On the other hand, Putin – who is likely to remain in power even if the “victory” he ends up proclaiming is of moderate “height” – may not be able to resist the urge to invade again once the lessons are internalized. of his current attack and those responsible for today’s failures be punished.

The danger of a new Russian attack will remain even if Putin’s failure is completed and he must withdraw from all annexed and occupied territories in the coming months. His position at the top of the Russian hierarchy will then be precarious: he will not be able to declare victory for television either, and Russia is not a country that treats losers politely, nor easily forgets defeats.

For those interested in what to expect from a particular type of Putin’s successor, Igor Girkin’s Telegram account, also known as Strelkov, one of the key figures in the 2014 uprising in eastern Ukraine, presents a budding version of Dolchstoßlegende, according to in which Putin’s insufficiently nationalist clique betrays Russian interests for selfish purposes.

Guide

Even if a weakened Russia emerges from the conflict – and even if it collapses, as some Ukrainian and Western intellectuals hope – the experience of interwar Germany, or rather post-Soviet Russia itself, should be a good “guide”. Dissatisfaction can lead to both financial mobilization and re-equipment. A Russia that would be forced to withdraw within its borders and lick its wounds would continue to pose a real threat even to a Ukraine protected from joining the Western bloc, the European Union and NATO.

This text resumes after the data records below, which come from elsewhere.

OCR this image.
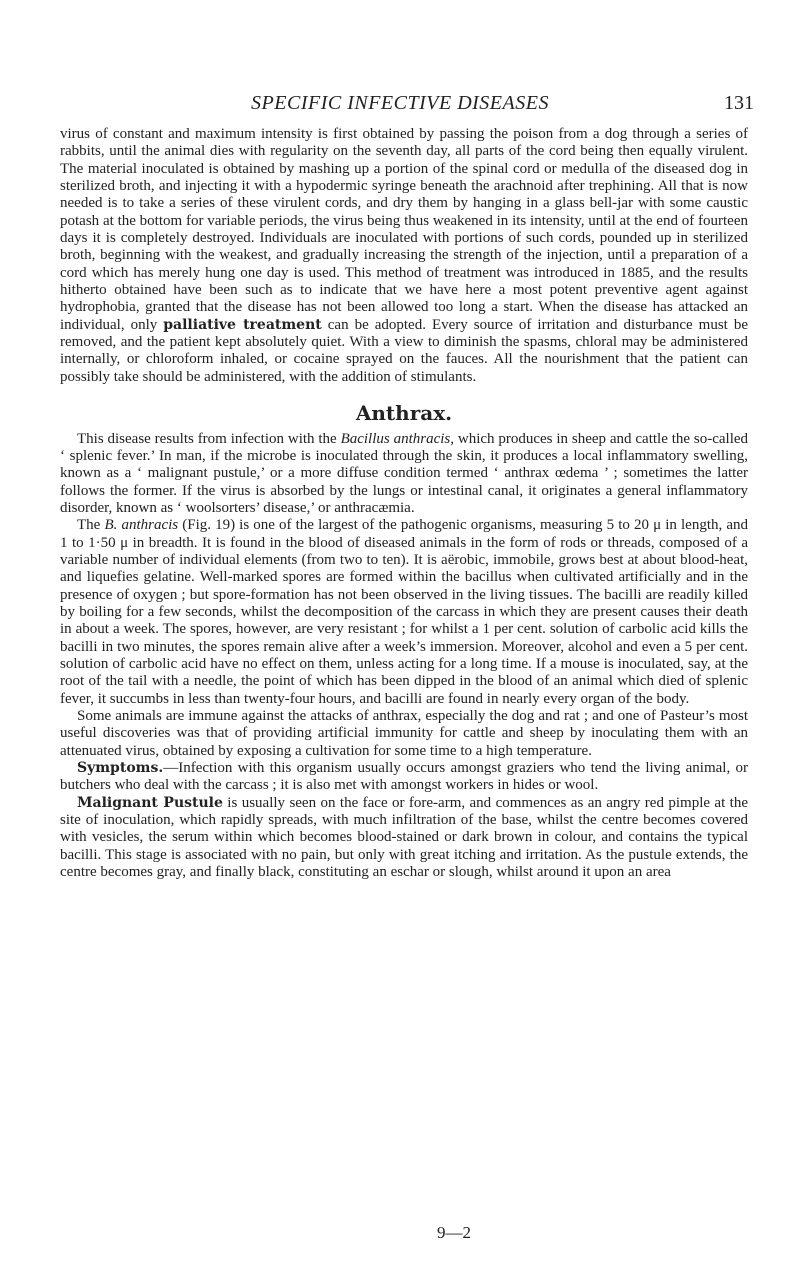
SPECIFIC INFECTIVE DISEASES	131

virus of constant and maximum intensity is first obtained by passing the poison from a dog through a series of rabbits, until the animal dies with regularity on the seventh day, all parts of the cord being then equally virulent. The material inoculated is obtained by mashing up a portion of the spinal cord or medulla of the diseased dog in sterilized broth, and injecting it with a hypodermic syringe beneath the arachnoid after trephining. All that is now needed is to take a series of these virulent cords, and dry them by hanging in a glass bell-jar with some caustic potash at the bottom for variable periods, the virus being thus weakened in its intensity, until at the end of fourteen days it is completely destroyed. Individuals are inoculated with portions of such cords, pounded up in sterilized broth, beginning with the weakest, and gradually increasing the strength of the injection, until a preparation of a cord which has merely hung one day is used. This method of treatment was introduced in 1885, and the results hitherto obtained have been such as to indicate that we have here a most potent preventive agent against hydrophobia, granted that the disease has not been allowed too long a start. When the disease has attacked an individual, only palliative treatment can be adopted. Every source of irritation and disturbance must be removed, and the patient kept absolutely quiet. With a view to diminish the spasms, chloral may be administered internally, or chloroform inhaled, or cocaine sprayed on the fauces. All the nourishment that the patient can possibly take should be administered, with the addition of stimulants.

Anthrax.

This disease results from infection with the Bacillus anthracis, which produces in sheep and cattle the so-called ‘ splenic fever.’ In man, if the microbe is inoculated through the skin, it produces a local inflammatory swelling, known as a ‘ malignant pustule,’ or a more diffuse condition termed ‘ anthrax œdema ’ ; sometimes the latter follows the former. If the virus is absorbed by the lungs or intestinal canal, it originates a general inflammatory disorder, known as ‘ woolsorters’ disease,’ or anthracæmia.

The B. anthracis (Fig. 19) is one of the largest of the pathogenic organisms, measuring 5 to 20 μ in length, and 1 to 1·50 μ in breadth. It is found in the blood of diseased animals in the form of rods or threads, composed of a variable number of individual elements (from two to ten). It is aërobic, immobile, grows best at about blood-heat, and liquefies gelatine. Well-marked spores are formed within the bacillus when cultivated artificially and in the presence of oxygen ; but spore-formation has not been observed in the living tissues. The bacilli are readily killed by boiling for a few seconds, whilst the decomposition of the carcass in which they are present causes their death in about a week. The spores, however, are very resistant ; for whilst a 1 per cent. solution of carbolic acid kills the bacilli in two minutes, the spores remain alive after a week’s immersion. Moreover, alcohol and even a 5 per cent. solution of carbolic acid have no effect on them, unless acting for a long time. If a mouse is inoculated, say, at the root of the tail with a needle, the point of which has been dipped in the blood of an animal which died of splenic fever, it succumbs in less than twenty-four hours, and bacilli are found in nearly every organ of the body.

Some animals are immune against the attacks of anthrax, especially the dog and rat ; and one of Pasteur’s most useful discoveries was that of providing artificial immunity for cattle and sheep by inoculating them with an attenuated virus, obtained by exposing a cultivation for some time to a high temperature.

Symptoms.—Infection with this organism usually occurs amongst graziers who tend the living animal, or butchers who deal with the carcass ; it is also met with amongst workers in hides or wool.

Malignant Pustule is usually seen on the face or fore-arm, and commences as an angry red pimple at the site of inoculation, which rapidly spreads, with much infiltration of the base, whilst the centre becomes covered with vesicles, the serum within which becomes blood-stained or dark brown in colour, and contains the typical bacilli. This stage is associated with no pain, but only with great itching and irritation. As the pustule extends, the centre becomes gray, and finally black, constituting an eschar or slough, whilst around it upon an area

9—2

There are not many options for lasting peace in the Ukrainian “bloody soils” and those that exist today seem utopian. A quarter of a century after the end of the Yugoslav wars, the former Yugoslavia is still not free of tensions, and an armed conflict involving the successors of the states is still possible, although Slovenia, Croatia, Montenegro and Montenegro are now NATO member countries.

Tensions would eventually disappear if Serbia, a candidate for membership of the European Union, eventually joined the EU along with other former Yugoslav states. In the same way, any long-term harmonious solution to the existential conflict between an imperialist Russia and a stubbornly independent Ukraine is possible only if both countries end up part of a united Europe – a completely distant prospect today and a possibility that requires a degree of Russian exclusion. unthinkable not only under Putin, but under almost every possible successor.

If lasting peace, however, is what the West is seeking, that – and not just a weakened Russia – should be its long-term goal.